Bringing HOPE to the Bahamas
Our history in the Bahamas
Project HOPE was one of the first organizations to respond to Hurricane Dorian, arriving in the Bahamas three days after landfall to deliver urgently needed medical relief and health supplies. Today, HOPE continues to work with partners to provide humanitarian assistance and health care in the Bahamas, focused primarily in Nassau, while coordinating with the Ministry of Health to support the islands’ long-term recovery.
Providing medical relief to survivors and evacuees
In the days and weeks following the storm, HOPE deployed 28 expert medical volunteers to provide direct patient care, including physicians, nurses, nurse practitioners and pharmacists.
As more than 2,000 evacuees arrived in Nassau from Abaco and Grand Bahama Island, HOPE worked inside shelters to help meet their immediate health needs.
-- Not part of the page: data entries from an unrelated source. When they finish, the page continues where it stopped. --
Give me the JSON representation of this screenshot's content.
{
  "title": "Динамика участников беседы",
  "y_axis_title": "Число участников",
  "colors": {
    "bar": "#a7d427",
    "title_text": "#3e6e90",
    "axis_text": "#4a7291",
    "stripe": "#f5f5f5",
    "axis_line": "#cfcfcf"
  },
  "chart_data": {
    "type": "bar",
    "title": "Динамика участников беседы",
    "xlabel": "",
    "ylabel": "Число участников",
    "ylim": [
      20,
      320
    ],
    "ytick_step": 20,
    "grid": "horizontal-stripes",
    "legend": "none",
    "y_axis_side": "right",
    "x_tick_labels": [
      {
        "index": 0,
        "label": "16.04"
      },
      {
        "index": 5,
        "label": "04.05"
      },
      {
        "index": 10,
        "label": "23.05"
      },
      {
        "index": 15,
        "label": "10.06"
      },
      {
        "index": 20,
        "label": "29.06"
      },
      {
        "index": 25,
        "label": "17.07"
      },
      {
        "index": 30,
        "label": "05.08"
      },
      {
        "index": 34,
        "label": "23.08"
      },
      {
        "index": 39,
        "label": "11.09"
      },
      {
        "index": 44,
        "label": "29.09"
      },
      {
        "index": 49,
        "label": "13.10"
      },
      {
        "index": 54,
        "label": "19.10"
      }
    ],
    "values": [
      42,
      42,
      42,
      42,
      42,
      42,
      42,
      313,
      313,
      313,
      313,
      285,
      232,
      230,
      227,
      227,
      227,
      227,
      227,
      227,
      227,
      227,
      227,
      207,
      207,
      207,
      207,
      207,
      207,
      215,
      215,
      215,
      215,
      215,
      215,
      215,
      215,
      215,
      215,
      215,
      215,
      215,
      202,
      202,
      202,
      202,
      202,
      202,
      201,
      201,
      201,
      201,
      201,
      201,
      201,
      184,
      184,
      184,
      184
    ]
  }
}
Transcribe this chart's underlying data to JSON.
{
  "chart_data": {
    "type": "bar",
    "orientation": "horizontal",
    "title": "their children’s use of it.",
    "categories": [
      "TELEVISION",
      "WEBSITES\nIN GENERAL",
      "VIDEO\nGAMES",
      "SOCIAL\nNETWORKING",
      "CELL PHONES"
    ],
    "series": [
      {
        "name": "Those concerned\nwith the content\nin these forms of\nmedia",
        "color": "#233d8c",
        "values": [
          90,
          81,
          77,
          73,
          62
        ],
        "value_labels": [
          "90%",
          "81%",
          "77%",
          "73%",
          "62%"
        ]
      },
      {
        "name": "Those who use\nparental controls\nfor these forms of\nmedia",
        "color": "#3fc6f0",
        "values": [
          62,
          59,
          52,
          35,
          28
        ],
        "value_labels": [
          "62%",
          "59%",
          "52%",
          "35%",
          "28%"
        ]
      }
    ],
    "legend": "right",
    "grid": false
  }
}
In coordination with the Ministry of Health and the Department of Social Services, our team provided primary health services, referrals, medicines and medical supplies to over 1,500 patients at the shelter clinics. We also provided health screenings to more than 600 evacuee children who were forced to attend school in Nassau.
As response agencies began to leave the Bahamas, HOPE scaled up health activities to provide staffing support to the Marsh Harbour Community Clinic on Abaco, at the request of the Ministry of Health. Our team of medical practitioners helped address immediate health worker shortages while the clinic began to resume its normal operations.
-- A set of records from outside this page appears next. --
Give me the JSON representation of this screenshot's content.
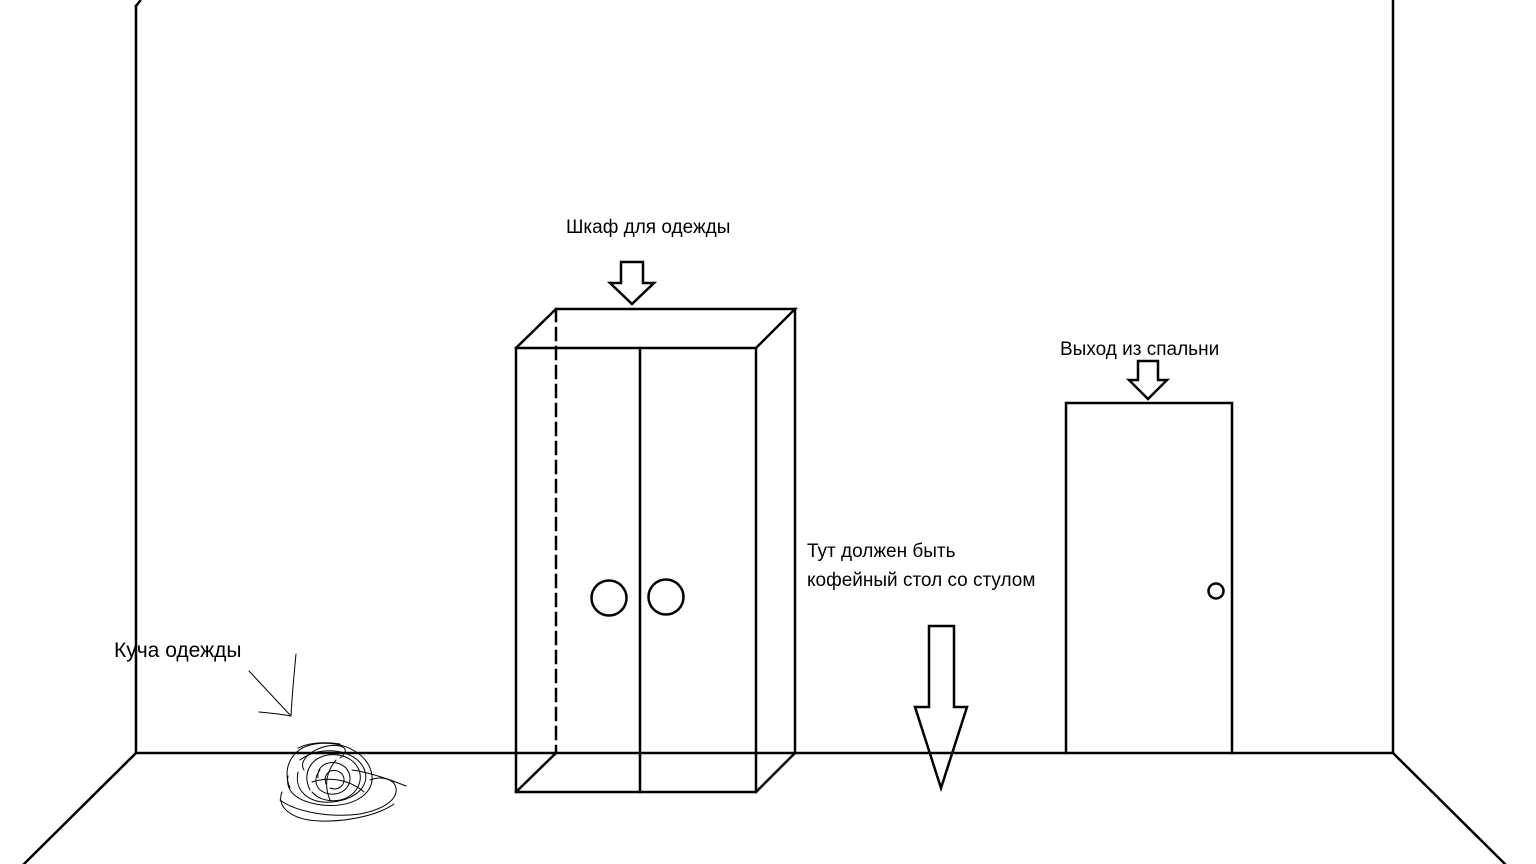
{
  "labels": {
    "wardrobe": "Шкаф для одежды",
    "exit": "Выход из спальни",
    "coffee_table_line1": "Тут должен быть",
    "coffee_table_line2": "кофейный стол со стулом",
    "clothes_pile": "Куча одежды"
  },
  "colors": {
    "ink": "#000000",
    "background": "#ffffff"
  }
}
Delivering essential medicines and supplies
In the first few days after the storm, we worked quickly to gain access to affected areas and organize shipments of medicines and supplies to reach the most vulnerable survivors.
One week after Dorian devastated Abaco, HOPE delivered the first distribution of medical supplies to Marsh Harbour Community Clinic via helicopter. The delivery included trauma supplies, gauze, bandages, diapers and cleaning supplies. HOPE continued to distribute medical supplies for communities facing monumental recovery — from disaster kits to protect basic hygiene and sanitation, to glucometers so diabetes patients can check their sugar levels.
In total, HOPE delivered $3.1 million in medicines and supplies, including more than 16,500 hygiene kits and 3 metric tons of Interagency Emergency Health Kits to the Bahamas’ Ministry of Health.
Supporting long-term recovery and resilience building
One month after the storm hit, HOPE began delivering first-aid training and distributing first-aid kits in all seven shelters on New Providence Island. Trainings were conducted in partnership with EPECARE, a U.S.-based nonprofit that uses Creole-speaking trainers in order to reach the island’s Haitian population. We soon expanded the program to serve communities on Abaco, reaching Haitian communities, government workers, community-based organizations, local NGOs and community leaders with the training.
As the Bahamas continues its recovery, we’re working to provide WASH programming and repair facilities in coordination with local authorities and partners.
Since Hurricane Dorian, Project HOPE has provided direct care to more than 1,500 hurricane survivors through shelter clinics, school health screenings and the Marsh Harbour Community Clinic. We’ve also distributed more than $3.1 million in lifesaving medicines and supplies.
In total, HOPE delivered more than 16,500 hygiene kits donated by MAP International and the Church of Latter-day Saints to various shelters, as well as 3 metric tons of Interagency Emergency Health Kits — enough to support a population of 30,000 for three months.